筆者は中国の中小企業ビジネスマンをウォッチの対象にしていることから、このMBAプログラムに参加している。しかし、中国人経営者の、過剰なほどの自信、あるいは鼻息の荒さとは裏腹に、見えてくるのが彼らの泣き所だ。時代は高成長から低成長の潮目に突入、〝一攫千金〟から利益がなかなか出せない〝儲からない時代〟に移行するなかで、新たなビジネスモデルがつかめる経営者は少ない。

授業に参加するA社社長と仲良くなった。同社は、公共交通機関に納入する特殊な設備を製作する加工会社だ。

彼らは今まで政府人脈のツテで独占にも近い受注を行ってきた。入札時のライバル会社は五指に収まる程度で、たいていはこの会社が落札した。しかし順調な発展は2013年で止まってしまった。今年は前年同期比、半分の業績にも至らない。原因のひとつは他社の参入だった。今年は一気にその数が増え、競争が増した。同時に業界のルールが崩れた。新規参入組は相場を大きく下回る激安金額で落札しまくるためだ。これにはさすがの古株A社といえども手も足も出なかった。

 A社社長は業績不振の遠因をこう受け止めている。

「現政権の腐敗撲滅キャンペーンが私たちの商売に大きく影響を及ぼしているのです」

習近平政権の腐敗撲滅キャンペーンとともに、地方政府がかかわる交通インフラ整備は失速、それがA社への発注量を減らしたと言うのだ。かつてはあちこちに飛行場を作ったり、道路を作ったりとムダな投資が多かったが、現政権はこれを縮小させた。中国では、プロジェクトが立ち上がることは、そこがたちまち腐敗の温床となることを意味した。
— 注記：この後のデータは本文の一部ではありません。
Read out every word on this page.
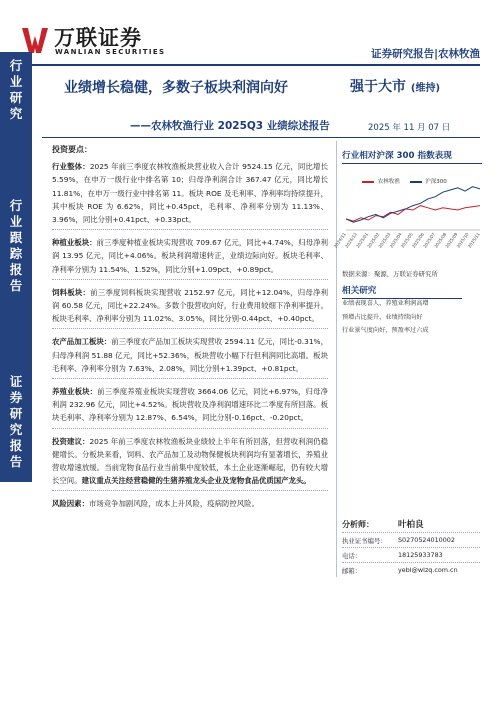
万联证券
WANLIAN SECURITIES	证券研究报告|农林牧渔
行
业
研
究
行
业
跟
踪
报
告
证
券
研
究
报
告
业绩增长稳健，多数子板块利润向好
——农林牧渔行业 2025Q3 业绩综述报告
强于大市 (维持)
2025 年 11 月 07 日
投资要点：
行业整体：2025 年前三季度农林牧渔板块营业收入合计 9524.15 亿元，同比增长 5.59%，在申万一级行业中排名第 10；归母净利润合计 367.47 亿元，同比增长 11.81%，在申万一级行业中排名第 11。板块 ROE 及毛利率、净利率均持续提升，其中板块 ROE 为 6.62%，同比+0.45pct，毛利率、净利率分别为 11.13%、3.96%，同比分别+0.41pct、+0.33pct。
种植业板块：前三季度种植业板块实现营收 709.67 亿元，同比+4.74%，归母净利润 13.95 亿元，同比+4.06%。板块利润增速转正，业绩边际向好。板块毛利率、净利率分别为 11.54%、1.52%，同比分别+1.09pct、+0.89pct。
饲料板块：前三季度饲料板块实现营收 2152.97 亿元，同比+12.04%，归母净利润 60.58 亿元，同比+22.24%。多数个股营收向好，行业费用较细下净利率提升。板块毛利率、净利率分别为 11.02%、3.05%，同比分别-0.44pct、+0.40pct。
农产品加工板块：前三季度农产品加工板块实现营收 2594.11 亿元，同比-0.31%，归母净利润 51.88 亿元，同比+52.36%，板块营收小幅下行但利润同比高增。板块毛利率、净利率分别为 7.63%、2.08%，同比分别+1.39pct、+0.81pct。
养殖业板块：前三季度养殖业板块实现营收 3664.06 亿元，同比+6.97%，归母净利润 232.96 亿元，同比+4.52%。板块营收及净利润增速环比二季度有所回落。板块毛利率、净利率分别为 12.87%、6.54%，同比分别-0.16pct、-0.20pct。
投资建议：2025 年前三季度农林牧渔板块业绩较上半年有所回落，但营收利润仍稳健增长。分板块来看，饲料、农产品加工及动物保健板块利润均有显著增长，养殖业营收增速放缓。当前宠物食品行业当前集中度较低，本土企业逐渐崛起，仍有较大增长空间。建议重点关注经营稳健的生猪养殖龙头企业及宠物食品优质国产龙头。
风险因素：市场竞争加剧风险，成本上升风险，疫病防控风险。
行业相对沪深 300 指数表现
农林牧渔	沪深300
2024/11
2024/12
2025/01
2025/02
2025/03
2025/04
2025/05
2025/06
2025/07
2025/08
2025/09
2025/10
2025/11
数据来源：聚源，万联证券研究所
相关研究
业绩表现喜人，养殖业利润高增
预增占比提升，业绩持续向好
行业景气度向好，预盈率过六成
分析师：	叶柏良
执业证书编号： S0270524010002
电话：	18125933783
邮箱：	yebl@wlzq.com.cn
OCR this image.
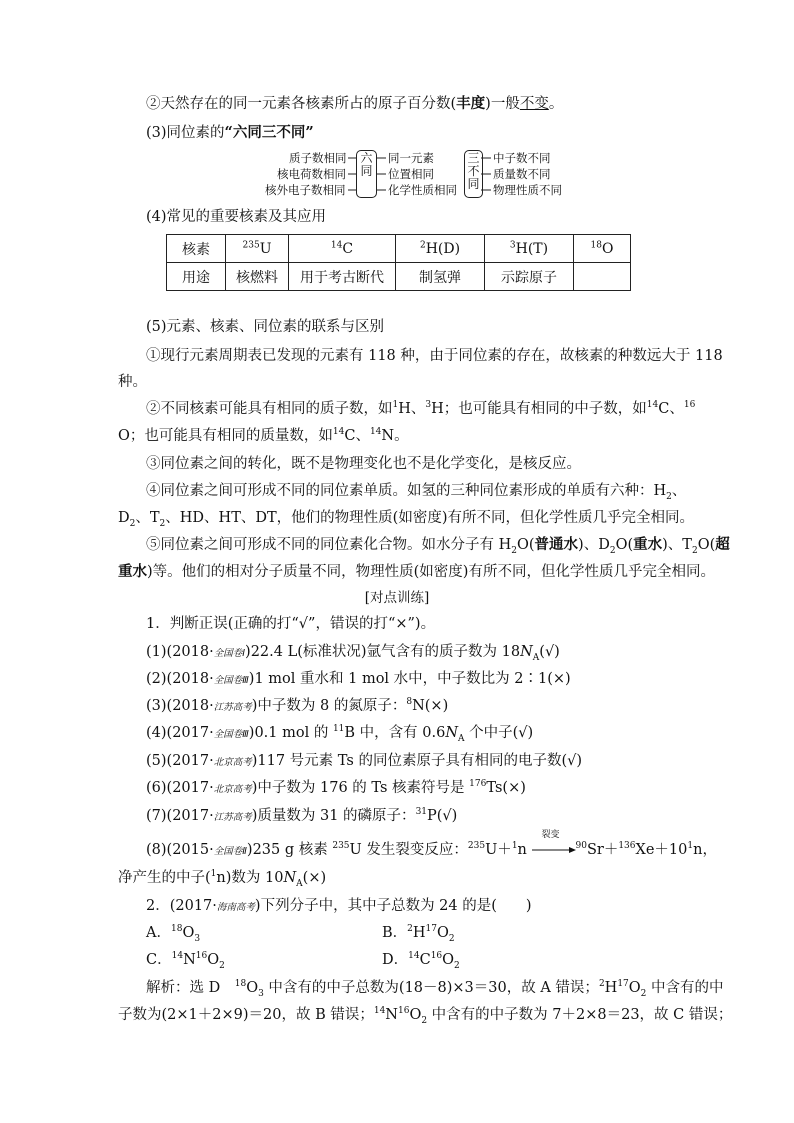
②天然存在的同一元素各核素所占的原子百分数(丰度)一般不变。
(3)同位素的“六同三不同”
质子数相同
核电荷数相同
核外电子数相同
六同
同一元素
位置相同
化学性质相同
三不同
中子数不同
质量数不同
物理性质不同
(4)常见的重要核素及其应用
核素	$^{235}$U	$^{14}$C	$^2$H(D)	$^3$H(T)	$^{18}$O
用途	核燃料	用于考古断代	制氢弹	示踪原子	
(5)元素、核素、同位素的联系与区别
①现行元素周期表已发现的元素有 118 种，由于同位素的存在，故核素的种数远大于 118
种。
②不同核素可能具有相同的质子数，如$^1$H、$^3$H；也可能具有相同的中子数，如$^{14}$C、$^{16}$
O；也可能具有相同的质量数，如$^{14}$C、$^{14}$N。
③同位素之间的转化，既不是物理变化也不是化学变化，是核反应。
④同位素之间可形成不同的同位素单质。如氢的三种同位素形成的单质有六种：$H_2$、
$D_2$、$T_2$、HD、HT、DT，他们的物理性质(如密度)有所不同，但化学性质几乎完全相同。
⑤同位素之间可形成不同的同位素化合物。如水分子有 $H_2O$(普通水)、$D_2O$(重水)、$T_2O$(超
重水)等。他们的相对分子质量不同，物理性质(如密度)有所不同，但化学性质几乎完全相同。
[对点训练]
1．判断正误(正确的打“√”，错误的打“×”)。
(1)(2018·全国卷Ⅰ)22.4 L(标准状况)氩气含有的质子数为 $18N_A(√)$
(2)(2018·全国卷Ⅲ)1 mol 重水和 1 mol 水中，中子数比为 2∶1(×)
(3)(2018·江苏高考)中子数为 8 的氮原子：$^8$N(×)
(4)(2017·全国卷Ⅲ)0.1 mol 的 $^{11}$B 中，含有 $0.6N_A$ 个中子(√)
(5)(2017·北京高考)117 号元素 Ts 的同位素原子具有相同的电子数(√)
(6)(2017·北京高考)中子数为 176 的 Ts 核素符号是 $^{176}$Ts(×)
(7)(2017·江苏高考)质量数为 31 的磷原子：$^{31}$P(√)
(8)(2015·全国卷Ⅱ)235 g 核素 $^{235}$U 发生裂变反应：$^{235}$U＋$^1$n
裂变
$^{90}Sr+^{136}Xe+10^1n$，
净产生的中子($^1$n)数为 $10N_A(\times)$
2．(2017·海南高考)下列分子中，其中子总数为 24 的是(　　)
A．$^{18}O_3$	B．$^2H^{17}O_2$
C．$^{14}N^{16}O_2$	D．$^{14}C^{16}O_2$
解析：选 D　$^{18}O_3$ 中含有的中子总数为(18－8)×3＝30，故 A 错误；$^2H^{17}O_2$ 中含有的中
子数为(2×1＋2×9)＝20，故 B 错误；$^{14}N^{16}O_2$ 中含有的中子数为 7＋2×8＝23，故 C 错误；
「これらが回りまわって資金の循環を悪くし、中小企業に打撃を与えている。私の知る多くの企業はどこも業績が昨年の半分にまで割り込んでいる」とA社社長。

またこうも言う。「中国経済の今までの成長が異常だった。ここで成長はいったん止まったほうがいい。それは私たちも同じこと。だから構造改革に乗り出さなければならないのだ」

とは言うものの、A社社長は「一体何から着手するか」となると頭を抱え込んでしまう。